With mom literally lame, her daughter Ainsley, 13, and son Andon, 10, became versed in the finer points of laundry management, dishwasher loading and unloading, and even lawn fertilization (husband Alejandro supervised while taking over various other household tasks). The good news was, Tyler’s knee wasn’t causing more pain as the weeks passed. That wasn’t the case for everybody, Dragoo says. Many who awaited elective surgeries on their hips, knees, ankles and shoulders were hurting.
“Imagine you were in severe pain and couldn’t get care for it, and you had to wait a month or longer,” Dragoo said. “We realized that people were getting much worse on the pain-severity scale.”
Elective surgeries resume
When the Colorado governor sanctioned elective surgeries again on April 26, UCHealth was ready. Dragoo’s team scheduled Tyler’s surgery April 28 – the day the UCHealth Inverness Orthopedics and Spine Surgery Center reopened to patients.
By the time that day arrived, she had already done her best to self-isolate for a solid week, as Dragoo’s team has requested. She and had also done the drive-up COVID-19 test Dragoo’s team had prescribed. It had come back negative.
The new building looked the same from the outside, but things had changed dramatically within. Just inside the sliding-glass doors, Tyler answered screening questions about her health and had her temperature taken. Everyone, herself included, wore a mask. The place was quieter: appointments were scheduled with longer gaps between them. Waiting room seats were spaced at six-foot intervals.
Other differences were less obvious. The intense infection control and cleaning familiar in operating rooms was now standard in clinic areas. Clinic rooms were sterilized between patients. Patient flow had been altered such that there was one-way traffic so they wouldn’t encounter one another. Clinic teams had been arranged into three pods that functioned independently, such that an infection among providers in one pod would not shut down the other two. The building’s ventilation system had been reconfigured such that air was pumped straight outside rather than recirculating.
Delayed ACL repair resumes safely
The changes extended to Tyler’s surgery. To eliminate the risk of spreading the coronavirus through aerosols and respiratory secretions that can fly forth during the setup of the intubation required for general anesthesia, Dragoo’s team opted for a combination of a spinal block and propofol. She would be out of it, but not totally out, when Dragoo began a surgery that came off without a hitch.
“Everything went great,” Tyler said. “I think everyone was really happy to be back at work, which I can completely understand. Everyone was so supportive.”
By her two-week postsurgical appointment on May 13, she had regained full range of motion and, thanks to improving strength, was on the cusp of abandoning her crutches. Tyler’s physical therapy appointments happened in the capacious first-floor training and rehabilitation area. There, appointments as well as treatment tables were now widely spaced, too, and with OR-class sterilization the norm between patients.

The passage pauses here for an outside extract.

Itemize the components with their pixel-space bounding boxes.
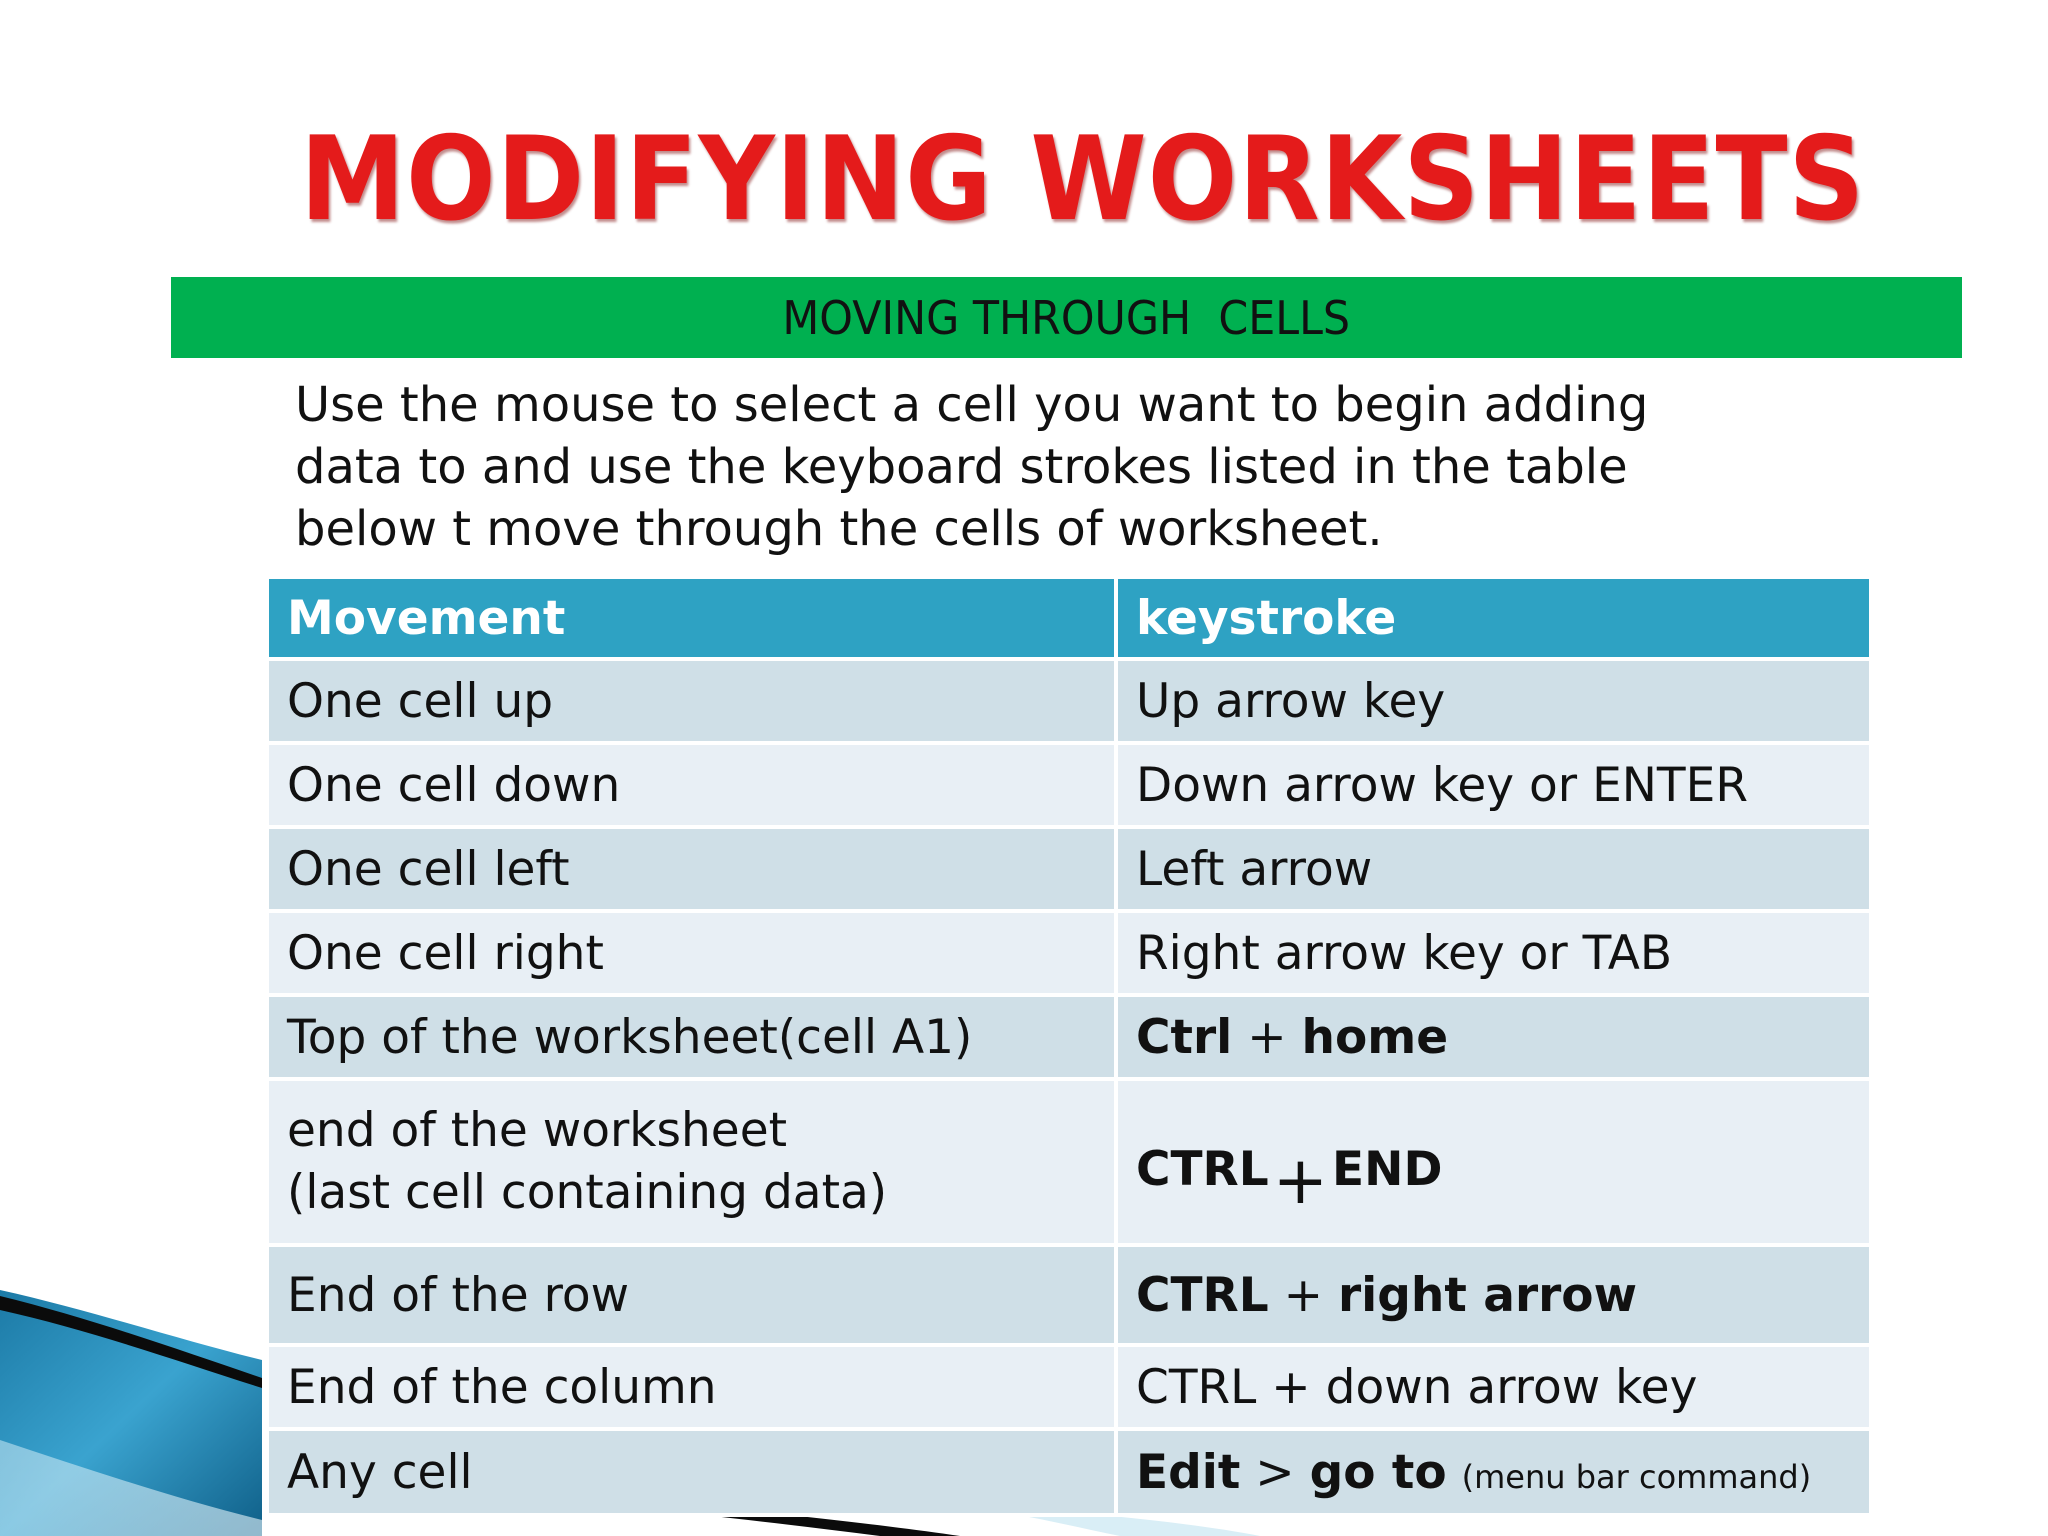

Patients are streaming back, Dragoo says: UCHealth Inverness is doing 25 to 30 procedures a week – more than usual as backlogged patients join new ones. He and colleagues are confident that their many coronavirus-safety measures will continue to let them help patients with surgeries that, while “elective,” they very much need to be done.
Come winter, Tyler intends to be back on the slopes. Her first stop may be Schoolmarm. This time, it’ll really just be a warmup.